Speaking of Agents
by Mel Gilden
It's been a busy few months finishing and then editing Dr. Big. Reader Evelyn says that it "shows great promise," which is code for "it needs some work." I find that I agree with 80 or 90 percent of her comments, but even the ones I don't agree with cause me to think about what I've done — always useful. Sometimes that sort of thought actually convinces me more than ever that what I wrote earlier was right.
The hero of Dr. Big is a kid named Reed Gladstone, and I've been thinking about other books that might appear in the Reed Gladstone series. I have ideas for two more books, but I find myself putting off working on either of them until I'm sure somebody wants to publish them.
Meanwhile, I'm writing other things:
The Los Angeles Times is still publishing fiction on their Kid's Reading Room page, but the Chicago Tribune — current owner of the Times — has changed the nature of the beast. The Page used to run a five part story each week, with a one part story on Sunday. As of a week or two ago, they run only one story per week, and that on Sunday. I used to have 1500 words to tell a story; now I have only 600. It can be done, but it ain't easy.
I signed up with an agency that represents ghostwriters. People come to them with an idea for a book or a story, and the agency puts them together with a professional writer who can fill in the empty spaces. I've spoken to a few clients, but have not yet actually hooked up with one. I understand why a famous person might want his or her name on a book. It is good advertising, showing them in a good literary light. But why a civilian would want to have his or her name on a book that somebody else wrote is beyond me.
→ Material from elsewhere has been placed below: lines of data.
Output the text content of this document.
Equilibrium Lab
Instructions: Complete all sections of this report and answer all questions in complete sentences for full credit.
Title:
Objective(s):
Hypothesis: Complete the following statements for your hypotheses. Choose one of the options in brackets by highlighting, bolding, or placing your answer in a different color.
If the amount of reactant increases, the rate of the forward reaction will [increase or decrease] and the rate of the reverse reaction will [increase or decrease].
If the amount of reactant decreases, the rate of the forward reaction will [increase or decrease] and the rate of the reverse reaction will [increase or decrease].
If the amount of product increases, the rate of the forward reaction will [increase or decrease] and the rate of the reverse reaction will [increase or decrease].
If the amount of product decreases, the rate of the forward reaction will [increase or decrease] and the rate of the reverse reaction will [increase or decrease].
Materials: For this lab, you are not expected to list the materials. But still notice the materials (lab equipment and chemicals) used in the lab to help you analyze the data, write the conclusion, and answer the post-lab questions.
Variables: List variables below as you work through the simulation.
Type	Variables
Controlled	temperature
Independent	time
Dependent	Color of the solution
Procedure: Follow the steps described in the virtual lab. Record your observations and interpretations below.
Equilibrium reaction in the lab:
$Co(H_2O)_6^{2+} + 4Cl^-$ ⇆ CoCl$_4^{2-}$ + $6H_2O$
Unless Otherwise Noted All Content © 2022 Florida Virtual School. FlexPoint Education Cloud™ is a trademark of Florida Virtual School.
Still, the service is not cheap, so they must have their reasons. I always do my best to give them what they want.
Speaking of agents, I believe I am very close to signing with one at last. She has already shown an interest in Dr. Big, but has not yet actually committed herself. She'll be back in the office on March 12. I hope to hear from her soon after that. I'd like to get my career back on the road.
Very much enjoyed Night In The Museum, a recent family movie. Reviews that I saw in the local paper and on line accused it of being dull and ridiculous. Reviewers claimed that couldn't even sit through it. Did we see the same movie? I thought it was lots of fun, enormously entertaining. Go figure.
Speaking of movies, I see that in a few weeks something called Mimzy will be released. I haven't seen it yet, of course, but according to the film's website, it is based on an old Lewis Padgett (pen name for Henry Kuttner writing with C.L. Moore) story called All Mimsy Were The Borogoves. I have no idea why they're spelling Mimsy with a Z — maybe because it appears more like science fiction. I look forward to seeing it.
Mimzy, it turns out, is the rabbit.
The Sweetie gave me a Netflix subscription for Christmas last year. I have been having a swell time catching up on a lot of old and more recent movies I would like to see but not necessarily own. I saw The Lion In Winter last night. Beautifully done.